|stand of oaks, Running Y Resort, Klamath Falls, Oregon|
As a child on road trips south to visit extended family, and though we crossed the state line within half an hour, I knew we were in the real California once I could see rolling golden hills dotted with oak trees sliding past the car window. Now, many of those same hills are covered in identical drab brown two-story houses and ribbons of asphalt roads, the oaks and grasses long gone, paradise paved as in the Joni Mitchell song. California's international popularity, product of Hollywood, has been slowly, year by year, destroying the natural, wild landscape that drew everyone to it like a magnet—gold dust, gold light, gold hills stretching off into the horizon as in so many cowboy films. By the 1950s when my father's family arrived from Ohio-Indiana, exurban California was blanketed in irrigated orchards of oranges and almonds, since turned into housing developments spreading further and further into Central Valley farmland as population rises. (When the water runs out, California will be not just toast but burnt toast, and then people will flood north.)
|half-pano view of Klamath Lake|
|scrub white oaks, Klamath Lake|
Raised in the high desert of southern Oregon with sage brush, juniper, and ponderosa pine, I did not grow up around oaks, so they to me seem a foreign tree. Oregon's Willamette Valley, where I've lived for almost 10 years now, has oak trees, but they hide among all the pines and broad-leaf maples. While California's oaks stand apart, dotting the hills like ingenues at a casting call, Northwest Oregon's oaks blend into the background, a blur of green in the rainforest—extras, to continue the film metaphor. Medford in Southwest Oregon on the side of the Cascade Range opposite Klamath also has oaks and a drier climate more like northern California's (which is why I sometimes think about settling there, halfway between Portland and the Bay, restless, dissatisfied human that I am.) A little googling shows the Oregon white oak (Quercus garryana) territory ranging from British Columbia all the way down to southern California. California has 20 native oak species, of which the Oregon white oak is but one.

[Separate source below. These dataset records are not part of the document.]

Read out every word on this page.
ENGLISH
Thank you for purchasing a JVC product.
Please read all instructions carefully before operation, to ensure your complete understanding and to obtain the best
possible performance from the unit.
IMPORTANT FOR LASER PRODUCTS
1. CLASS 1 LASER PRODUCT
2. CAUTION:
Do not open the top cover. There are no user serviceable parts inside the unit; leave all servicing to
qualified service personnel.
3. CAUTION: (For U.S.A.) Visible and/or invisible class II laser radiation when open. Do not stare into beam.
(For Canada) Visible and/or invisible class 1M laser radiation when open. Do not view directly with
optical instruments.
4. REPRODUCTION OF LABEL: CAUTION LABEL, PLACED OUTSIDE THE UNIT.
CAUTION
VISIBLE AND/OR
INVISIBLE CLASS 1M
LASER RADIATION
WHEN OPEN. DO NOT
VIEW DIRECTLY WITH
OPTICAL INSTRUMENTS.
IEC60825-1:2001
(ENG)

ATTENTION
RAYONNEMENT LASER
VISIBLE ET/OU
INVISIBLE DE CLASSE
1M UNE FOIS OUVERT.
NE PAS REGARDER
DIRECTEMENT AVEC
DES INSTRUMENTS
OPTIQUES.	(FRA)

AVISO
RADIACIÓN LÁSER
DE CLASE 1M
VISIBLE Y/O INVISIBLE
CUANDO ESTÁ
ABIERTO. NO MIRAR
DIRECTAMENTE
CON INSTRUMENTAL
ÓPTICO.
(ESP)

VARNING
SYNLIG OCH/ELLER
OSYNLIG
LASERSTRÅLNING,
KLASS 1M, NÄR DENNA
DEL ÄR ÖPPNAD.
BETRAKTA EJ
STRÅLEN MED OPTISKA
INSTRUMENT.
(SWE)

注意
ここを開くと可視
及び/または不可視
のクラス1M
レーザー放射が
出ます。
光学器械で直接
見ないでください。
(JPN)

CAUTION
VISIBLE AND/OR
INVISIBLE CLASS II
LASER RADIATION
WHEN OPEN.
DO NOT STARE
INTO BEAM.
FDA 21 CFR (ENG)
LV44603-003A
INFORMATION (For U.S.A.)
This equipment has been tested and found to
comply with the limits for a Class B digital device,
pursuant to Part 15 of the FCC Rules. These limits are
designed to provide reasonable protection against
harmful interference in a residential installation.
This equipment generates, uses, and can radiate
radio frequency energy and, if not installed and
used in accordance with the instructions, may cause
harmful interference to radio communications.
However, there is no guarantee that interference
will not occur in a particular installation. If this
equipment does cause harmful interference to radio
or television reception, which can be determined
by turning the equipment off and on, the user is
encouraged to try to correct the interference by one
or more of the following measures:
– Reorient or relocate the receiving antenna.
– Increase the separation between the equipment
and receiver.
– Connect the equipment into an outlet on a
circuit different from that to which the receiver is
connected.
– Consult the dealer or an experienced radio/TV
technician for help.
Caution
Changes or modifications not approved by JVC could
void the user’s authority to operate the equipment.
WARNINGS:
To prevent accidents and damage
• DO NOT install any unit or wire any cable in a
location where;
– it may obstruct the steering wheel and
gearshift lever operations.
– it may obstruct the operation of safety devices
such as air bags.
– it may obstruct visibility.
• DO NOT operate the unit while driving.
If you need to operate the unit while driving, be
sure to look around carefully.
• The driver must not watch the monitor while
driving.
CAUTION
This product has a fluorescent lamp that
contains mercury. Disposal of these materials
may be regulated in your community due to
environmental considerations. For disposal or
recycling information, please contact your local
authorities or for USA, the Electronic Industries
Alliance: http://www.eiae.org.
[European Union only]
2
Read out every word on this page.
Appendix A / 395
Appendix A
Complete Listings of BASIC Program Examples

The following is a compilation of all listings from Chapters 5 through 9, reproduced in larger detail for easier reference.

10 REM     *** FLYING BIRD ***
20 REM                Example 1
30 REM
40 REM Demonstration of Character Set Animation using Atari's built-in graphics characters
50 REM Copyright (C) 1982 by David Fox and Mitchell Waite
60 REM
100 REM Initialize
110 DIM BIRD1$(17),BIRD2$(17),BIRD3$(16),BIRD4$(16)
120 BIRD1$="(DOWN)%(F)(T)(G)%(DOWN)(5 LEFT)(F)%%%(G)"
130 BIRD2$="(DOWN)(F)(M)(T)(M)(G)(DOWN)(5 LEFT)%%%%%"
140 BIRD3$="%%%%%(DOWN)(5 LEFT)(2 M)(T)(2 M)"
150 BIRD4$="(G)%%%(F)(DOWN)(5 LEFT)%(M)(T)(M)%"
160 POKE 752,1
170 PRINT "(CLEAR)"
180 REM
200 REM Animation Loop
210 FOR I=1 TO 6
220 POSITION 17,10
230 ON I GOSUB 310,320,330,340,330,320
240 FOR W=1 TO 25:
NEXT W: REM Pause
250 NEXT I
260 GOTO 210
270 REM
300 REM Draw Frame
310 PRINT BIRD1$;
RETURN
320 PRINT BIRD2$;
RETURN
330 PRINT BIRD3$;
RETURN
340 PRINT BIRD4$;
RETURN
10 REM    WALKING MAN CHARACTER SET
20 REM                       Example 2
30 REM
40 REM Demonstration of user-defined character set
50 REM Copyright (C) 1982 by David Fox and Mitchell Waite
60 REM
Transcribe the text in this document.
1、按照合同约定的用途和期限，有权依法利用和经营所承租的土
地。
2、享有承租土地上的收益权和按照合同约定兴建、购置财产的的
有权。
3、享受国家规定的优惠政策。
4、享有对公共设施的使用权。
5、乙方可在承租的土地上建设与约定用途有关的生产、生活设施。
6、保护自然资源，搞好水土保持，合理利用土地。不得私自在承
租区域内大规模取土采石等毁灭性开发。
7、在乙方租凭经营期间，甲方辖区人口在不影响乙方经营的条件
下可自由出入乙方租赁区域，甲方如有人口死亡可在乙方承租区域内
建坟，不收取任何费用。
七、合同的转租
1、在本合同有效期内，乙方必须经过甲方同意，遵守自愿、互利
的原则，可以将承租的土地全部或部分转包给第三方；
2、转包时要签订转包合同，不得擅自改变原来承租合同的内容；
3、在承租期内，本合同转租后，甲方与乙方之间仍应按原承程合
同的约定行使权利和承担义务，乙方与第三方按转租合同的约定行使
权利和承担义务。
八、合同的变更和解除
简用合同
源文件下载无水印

|Oregon white oaks, Running Y, Klamath Falls, Oregon|
|oak leaf litter, Running Y, Klamath Falls, Oregon|
Yet just this year my youngest brother, a former Eagle Scout, told me that the Klamath Basin once had oaks, but the farmers and ranchers found the trees bothersome and chopped them all down. As evidence, K knew of a section of oaks still standing out past Keno, which he'd found while looking at old maps. I asked to one day be taken to these oaks. Then this summer I found them in not just one but two places in the Klamath area—meaning, there must be more.
They are scrubbier white oaks with thinner trunks compared to most Oregon white oaks, but they are oaks—my favorite tree. I first tripped across these scrub oaks by accident while on the Klamath Lake side of the Running Y Resort, which in my childhood used to be a large undeveloped cattle ranch. Oaks in Klamath, really? We had white pelicans, bald eagles, and a crop of seagulls that hung out at McDonald's, a five hours' drive inland from the Pacific Ocean—but oaks? This for me was as if learning dragons were real and living in caves around Crater Lake.
|oak leaf and acorn cap, Klamath River Canyon, Oregon|
On another afternoon, my step-father and I drove down into the Klamath River canyon on a curvy gravel road and stopped at a turn-off park by the river, where we spotted an orange-and-black-and-cream-ribboned California King snake (further proof that we are not far from the California border in my hometown), winding fast into the bushes away from our cameras. Oaks stood above us and all along the canyon walls among the pines. I dipped my toes into the river, the clear water cooling my feet, looked up at the blue sky, and thought about how, regardless of what cynics say, there are hidden depths to the familiar. There is magic in nature all around, if only we're open to it. And so I fell a little in love with the place I always longed to leave.